Le « Gala des pionnières », un événement prévu le 9 Août à Douala, est destiné à faire entendre leurs voix et constituer le point de départ d’un regroupement solidaire.
Les plus anciennes de toutes les footballeuses camerounaises n’ont pas le moral. Elles se sentent abandonnées, méprisées et sont démunies. Ces pionnières ont crié leur mal-être au cours d’une conférence de presse le 1er Août à Douala. C’est leur cadette Amélie Ndjib Ngo Baleba qui les a réunis à l’occasion de la présentation du « gala des pionnières ».

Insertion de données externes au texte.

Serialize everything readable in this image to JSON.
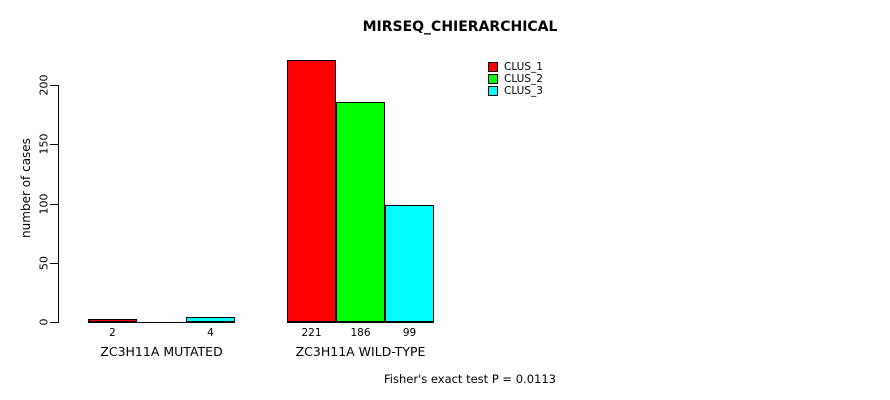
{
  "title": "MIRSEQ_CHIERARCHICAL",
  "footnote": "Fisher's exact test P = 0.0113",
  "colors": {
    "clus_1": "#ff0000",
    "clus_2": "#00ff00",
    "clus_3": "#00ffff",
    "bar_border": "#000000",
    "axis": "#000000"
  },
  "chart_data": {
    "type": "bar",
    "title": "MIRSEQ_CHIERARCHICAL",
    "xlabel": "",
    "ylabel": "number of cases",
    "ylim": [
      0,
      200
    ],
    "yticks": [
      "0",
      "50",
      "100",
      "150",
      "200"
    ],
    "ytick_values": [
      0,
      50,
      100,
      150,
      200
    ],
    "grid": false,
    "legend_position": "top-right-inside",
    "categories": [
      "ZC3H11A MUTATED",
      "ZC3H11A WILD-TYPE"
    ],
    "series": [
      {
        "name": "CLUS_1",
        "color": "#ff0000",
        "values": [
          2,
          221
        ]
      },
      {
        "name": "CLUS_2",
        "color": "#00ff00",
        "values": [
          0,
          186
        ]
      },
      {
        "name": "CLUS_3",
        "color": "#00ffff",
        "values": [
          4,
          99
        ]
      }
    ],
    "bar_value_labels": [
      [
        "2",
        "",
        "4"
      ],
      [
        "221",
        "186",
        "99"
      ]
    ],
    "annotation": "Fisher's exact test P = 0.0113"
  }
}
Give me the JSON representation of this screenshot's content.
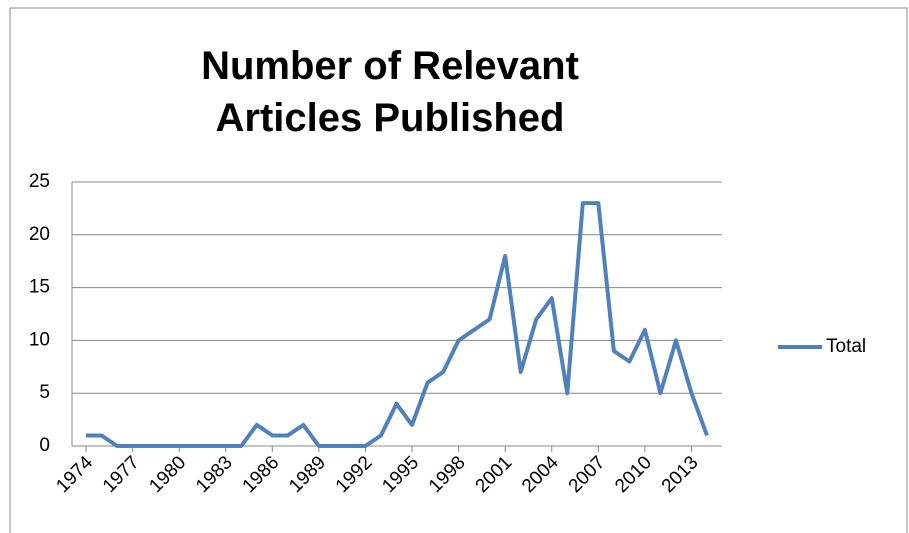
{
  "chart_data": {
    "type": "line",
    "title": "Number of Relevant Articles Published",
    "x": [
      1974,
      1975,
      1976,
      1977,
      1978,
      1979,
      1980,
      1981,
      1982,
      1983,
      1984,
      1985,
      1986,
      1987,
      1988,
      1989,
      1990,
      1991,
      1992,
      1993,
      1994,
      1995,
      1996,
      1997,
      1998,
      1999,
      2000,
      2001,
      2002,
      2003,
      2004,
      2005,
      2006,
      2007,
      2008,
      2009,
      2010,
      2011,
      2012,
      2013,
      2014
    ],
    "series": [
      {
        "name": "Total",
        "color": "#4f81bd",
        "values": [
          1,
          1,
          0,
          0,
          0,
          0,
          0,
          0,
          0,
          0,
          0,
          2,
          1,
          1,
          2,
          0,
          0,
          0,
          0,
          1,
          4,
          2,
          6,
          7,
          10,
          11,
          12,
          18,
          7,
          12,
          14,
          5,
          23,
          23,
          9,
          8,
          11,
          5,
          10,
          5,
          1
        ]
      }
    ],
    "xlim": [
      1974,
      2014
    ],
    "xticks": [
      1974,
      1977,
      1980,
      1983,
      1986,
      1989,
      1992,
      1995,
      1998,
      2001,
      2004,
      2007,
      2010,
      2013
    ],
    "ylim": [
      0,
      25
    ],
    "yticks": [
      0,
      5,
      10,
      15,
      20,
      25
    ],
    "grid": true,
    "legend": "right"
  }
}
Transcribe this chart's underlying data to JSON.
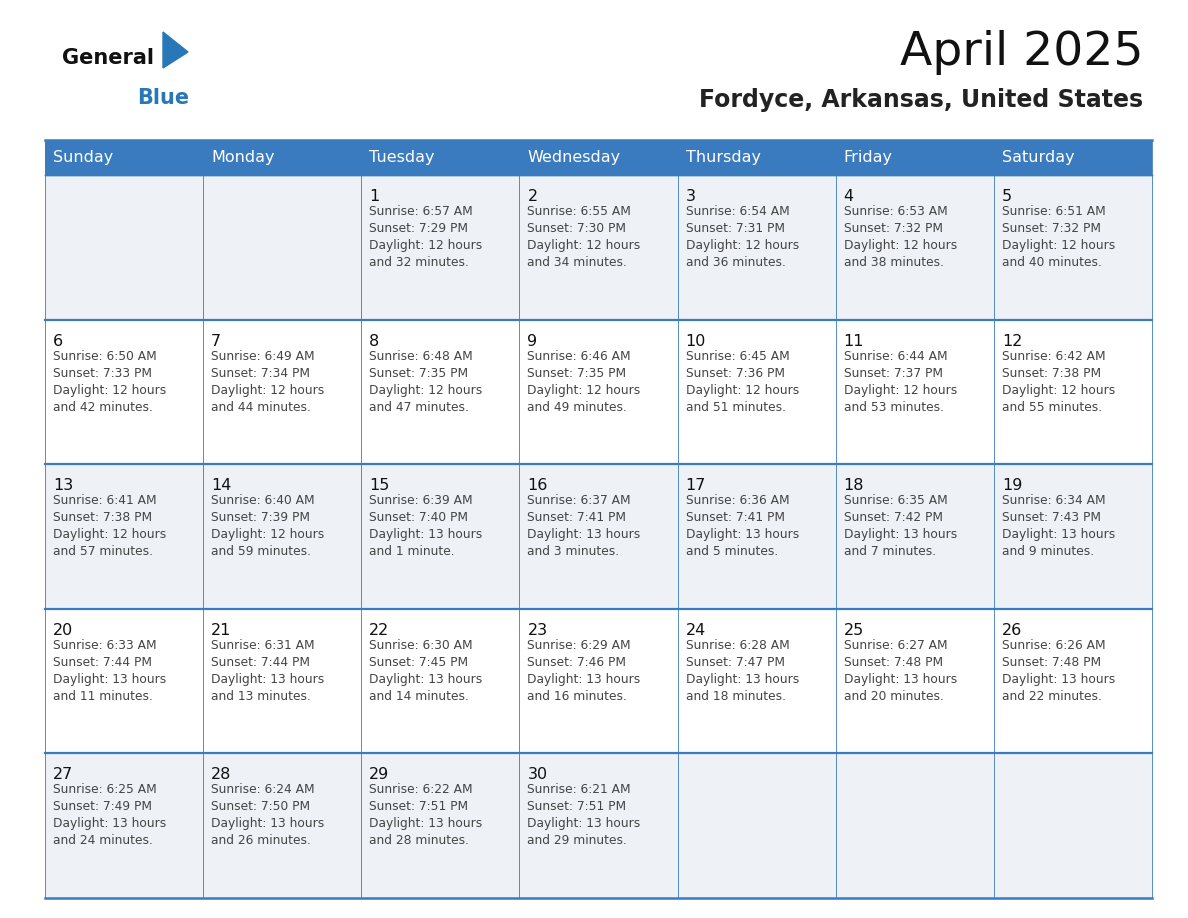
{
  "title": "April 2025",
  "subtitle": "Fordyce, Arkansas, United States",
  "days_of_week": [
    "Sunday",
    "Monday",
    "Tuesday",
    "Wednesday",
    "Thursday",
    "Friday",
    "Saturday"
  ],
  "header_bg": "#3a7bbf",
  "header_text": "#ffffff",
  "row_bg_odd": "#eef2f7",
  "row_bg_even": "#ffffff",
  "cell_border_color": "#3a7bbf",
  "text_color": "#444444",
  "day_num_color": "#111111",
  "title_color": "#111111",
  "subtitle_color": "#222222",
  "logo_general_color": "#111111",
  "logo_blue_color": "#2878b8",
  "weeks": [
    [
      {
        "date": "",
        "sunrise": "",
        "sunset": "",
        "daylight_line1": "",
        "daylight_line2": ""
      },
      {
        "date": "",
        "sunrise": "",
        "sunset": "",
        "daylight_line1": "",
        "daylight_line2": ""
      },
      {
        "date": "1",
        "sunrise": "6:57 AM",
        "sunset": "7:29 PM",
        "daylight_line1": "Daylight: 12 hours",
        "daylight_line2": "and 32 minutes."
      },
      {
        "date": "2",
        "sunrise": "6:55 AM",
        "sunset": "7:30 PM",
        "daylight_line1": "Daylight: 12 hours",
        "daylight_line2": "and 34 minutes."
      },
      {
        "date": "3",
        "sunrise": "6:54 AM",
        "sunset": "7:31 PM",
        "daylight_line1": "Daylight: 12 hours",
        "daylight_line2": "and 36 minutes."
      },
      {
        "date": "4",
        "sunrise": "6:53 AM",
        "sunset": "7:32 PM",
        "daylight_line1": "Daylight: 12 hours",
        "daylight_line2": "and 38 minutes."
      },
      {
        "date": "5",
        "sunrise": "6:51 AM",
        "sunset": "7:32 PM",
        "daylight_line1": "Daylight: 12 hours",
        "daylight_line2": "and 40 minutes."
      }
    ],
    [
      {
        "date": "6",
        "sunrise": "6:50 AM",
        "sunset": "7:33 PM",
        "daylight_line1": "Daylight: 12 hours",
        "daylight_line2": "and 42 minutes."
      },
      {
        "date": "7",
        "sunrise": "6:49 AM",
        "sunset": "7:34 PM",
        "daylight_line1": "Daylight: 12 hours",
        "daylight_line2": "and 44 minutes."
      },
      {
        "date": "8",
        "sunrise": "6:48 AM",
        "sunset": "7:35 PM",
        "daylight_line1": "Daylight: 12 hours",
        "daylight_line2": "and 47 minutes."
      },
      {
        "date": "9",
        "sunrise": "6:46 AM",
        "sunset": "7:35 PM",
        "daylight_line1": "Daylight: 12 hours",
        "daylight_line2": "and 49 minutes."
      },
      {
        "date": "10",
        "sunrise": "6:45 AM",
        "sunset": "7:36 PM",
        "daylight_line1": "Daylight: 12 hours",
        "daylight_line2": "and 51 minutes."
      },
      {
        "date": "11",
        "sunrise": "6:44 AM",
        "sunset": "7:37 PM",
        "daylight_line1": "Daylight: 12 hours",
        "daylight_line2": "and 53 minutes."
      },
      {
        "date": "12",
        "sunrise": "6:42 AM",
        "sunset": "7:38 PM",
        "daylight_line1": "Daylight: 12 hours",
        "daylight_line2": "and 55 minutes."
      }
    ],
    [
      {
        "date": "13",
        "sunrise": "6:41 AM",
        "sunset": "7:38 PM",
        "daylight_line1": "Daylight: 12 hours",
        "daylight_line2": "and 57 minutes."
      },
      {
        "date": "14",
        "sunrise": "6:40 AM",
        "sunset": "7:39 PM",
        "daylight_line1": "Daylight: 12 hours",
        "daylight_line2": "and 59 minutes."
      },
      {
        "date": "15",
        "sunrise": "6:39 AM",
        "sunset": "7:40 PM",
        "daylight_line1": "Daylight: 13 hours",
        "daylight_line2": "and 1 minute."
      },
      {
        "date": "16",
        "sunrise": "6:37 AM",
        "sunset": "7:41 PM",
        "daylight_line1": "Daylight: 13 hours",
        "daylight_line2": "and 3 minutes."
      },
      {
        "date": "17",
        "sunrise": "6:36 AM",
        "sunset": "7:41 PM",
        "daylight_line1": "Daylight: 13 hours",
        "daylight_line2": "and 5 minutes."
      },
      {
        "date": "18",
        "sunrise": "6:35 AM",
        "sunset": "7:42 PM",
        "daylight_line1": "Daylight: 13 hours",
        "daylight_line2": "and 7 minutes."
      },
      {
        "date": "19",
        "sunrise": "6:34 AM",
        "sunset": "7:43 PM",
        "daylight_line1": "Daylight: 13 hours",
        "daylight_line2": "and 9 minutes."
      }
    ],
    [
      {
        "date": "20",
        "sunrise": "6:33 AM",
        "sunset": "7:44 PM",
        "daylight_line1": "Daylight: 13 hours",
        "daylight_line2": "and 11 minutes."
      },
      {
        "date": "21",
        "sunrise": "6:31 AM",
        "sunset": "7:44 PM",
        "daylight_line1": "Daylight: 13 hours",
        "daylight_line2": "and 13 minutes."
      },
      {
        "date": "22",
        "sunrise": "6:30 AM",
        "sunset": "7:45 PM",
        "daylight_line1": "Daylight: 13 hours",
        "daylight_line2": "and 14 minutes."
      },
      {
        "date": "23",
        "sunrise": "6:29 AM",
        "sunset": "7:46 PM",
        "daylight_line1": "Daylight: 13 hours",
        "daylight_line2": "and 16 minutes."
      },
      {
        "date": "24",
        "sunrise": "6:28 AM",
        "sunset": "7:47 PM",
        "daylight_line1": "Daylight: 13 hours",
        "daylight_line2": "and 18 minutes."
      },
      {
        "date": "25",
        "sunrise": "6:27 AM",
        "sunset": "7:48 PM",
        "daylight_line1": "Daylight: 13 hours",
        "daylight_line2": "and 20 minutes."
      },
      {
        "date": "26",
        "sunrise": "6:26 AM",
        "sunset": "7:48 PM",
        "daylight_line1": "Daylight: 13 hours",
        "daylight_line2": "and 22 minutes."
      }
    ],
    [
      {
        "date": "27",
        "sunrise": "6:25 AM",
        "sunset": "7:49 PM",
        "daylight_line1": "Daylight: 13 hours",
        "daylight_line2": "and 24 minutes."
      },
      {
        "date": "28",
        "sunrise": "6:24 AM",
        "sunset": "7:50 PM",
        "daylight_line1": "Daylight: 13 hours",
        "daylight_line2": "and 26 minutes."
      },
      {
        "date": "29",
        "sunrise": "6:22 AM",
        "sunset": "7:51 PM",
        "daylight_line1": "Daylight: 13 hours",
        "daylight_line2": "and 28 minutes."
      },
      {
        "date": "30",
        "sunrise": "6:21 AM",
        "sunset": "7:51 PM",
        "daylight_line1": "Daylight: 13 hours",
        "daylight_line2": "and 29 minutes."
      },
      {
        "date": "",
        "sunrise": "",
        "sunset": "",
        "daylight_line1": "",
        "daylight_line2": ""
      },
      {
        "date": "",
        "sunrise": "",
        "sunset": "",
        "daylight_line1": "",
        "daylight_line2": ""
      },
      {
        "date": "",
        "sunrise": "",
        "sunset": "",
        "daylight_line1": "",
        "daylight_line2": ""
      }
    ]
  ]
}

L’ex internationale camerounaise organise le 9 Août, un match de gala au stade Tecno Marion, à Douala 3ème. Environ une centaine de footballeuses à la retraite venues de tous les coins du pays y sont attendues. L’Agence Amélian Sport que dirige Amélie Ndjib Ngo Baleba a prévu un dispositif sanitaire. L’on verra sur place une ambiance médicalisée. Les pionnières vont bénéficier de tests de dépistage gratuits du cancer du sein, du diabète et de l’hypertension artérielle.
Plaidoyer
Le mouvement qui veut sortir les anciennes footballeuses de l’anonymat va permettre la rencontre et le rassemblement des footballeuses. C’est une opération de restauration de la dignité qui commence. « Il s’agit de revendiquer auprès de nos institutions, leur dire qu’il y a des générations qui ont été oubliées. Si aujourd’hui, le football féminin est en pleine lumière, c’est parce qu’il y eu des sacrifices au départ. Que ces filles exposent ce qu’elles font pour que le monde sache qu’elles ne sont pas restées abattues, qu’elles se débrouillent, font quelque chose. Nous voulons qu’elles soient accompagnées. Je voudrais qu’on entende nos voix, qu’on écoute nos cris. Car nous souffrons énormément », déclare Amélie Ndjib Ngo Baleba.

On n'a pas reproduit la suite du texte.